The second kind is a live vaccine that gets sprayed into a person’s nose. While the word “live” might scare some people, it is actually a very weakened version of the virus which grows just like the real thing. Because it grows in the nose and the throat, the body is able to create a more robust immunity to the real virus, so if infection actually occurs, the body’s defenses will be at the ready. 

According to Dr. Bresee, it takes about two weeks for a person to develop the necessary antibodies to fight off the flu after receiving the vaccine, so early vaccination is important. “We want to make sure that people get vaccinated early enough in the fall, before flu hits their community, so they develop good protection before they experience flu,” says Dr. Bresee.

Flu activity starts to appear in October and November, and usually peaks between January and March. According to Dr. Bresee though, the annual flu vaccine, which is different every year, begins to be developed in February.

Dr. Bresee says there is much uncertainty about how severe each flu season will be, and that is one of the main reasons people should get the vaccine.

“One thing we know about flu is that it’s unpredictable each year. So some years, we’ll have mild years, some years we’ll have severe years, and you can’t really predict it. That’s why we have everybody get vaccinated before flu season starts, because once it starts, it’ll be severe or mild, but you really don’t know ahead of time,” he says.

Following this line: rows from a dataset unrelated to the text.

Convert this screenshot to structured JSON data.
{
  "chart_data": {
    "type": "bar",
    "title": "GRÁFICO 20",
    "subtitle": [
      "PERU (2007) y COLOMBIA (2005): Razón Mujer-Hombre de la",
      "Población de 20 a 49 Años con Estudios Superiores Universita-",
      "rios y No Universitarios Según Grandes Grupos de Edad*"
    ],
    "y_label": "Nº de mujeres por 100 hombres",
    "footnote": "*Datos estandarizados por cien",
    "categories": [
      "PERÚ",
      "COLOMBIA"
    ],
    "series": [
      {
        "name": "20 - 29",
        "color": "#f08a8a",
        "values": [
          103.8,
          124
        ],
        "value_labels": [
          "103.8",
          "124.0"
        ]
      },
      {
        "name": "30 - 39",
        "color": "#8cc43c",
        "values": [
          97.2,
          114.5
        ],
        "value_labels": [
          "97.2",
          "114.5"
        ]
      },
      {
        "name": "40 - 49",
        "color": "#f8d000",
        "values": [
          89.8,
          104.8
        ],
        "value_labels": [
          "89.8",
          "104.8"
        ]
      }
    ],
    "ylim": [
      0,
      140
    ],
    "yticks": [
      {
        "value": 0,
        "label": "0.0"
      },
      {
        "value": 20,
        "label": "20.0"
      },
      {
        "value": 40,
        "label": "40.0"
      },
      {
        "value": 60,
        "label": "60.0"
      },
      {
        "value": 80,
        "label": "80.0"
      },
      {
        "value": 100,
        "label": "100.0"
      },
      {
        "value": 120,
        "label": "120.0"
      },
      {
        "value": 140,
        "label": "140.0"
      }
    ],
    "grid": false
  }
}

Trends show that more and more people are getting the flu vaccine each year, but Dr. Bresee believes that the numbers are still not enough. He notes that more than 70 percent of healthcare workers received the vaccine last year, and while that’s an all-time high, he said, “We really need to push harder on the whole medical community to get vaccinated every year,” he says.

In terms of the general United States population, Dr. Bresee says that 45 percent got a flu vaccine in 2012. While that is also an all-time high, he says that “the other side of looking at it is that more than half the people in the United States didn’t get a flu vaccine last year, and that’s a shame, and we need to do a better job in getting people to get the vaccine.”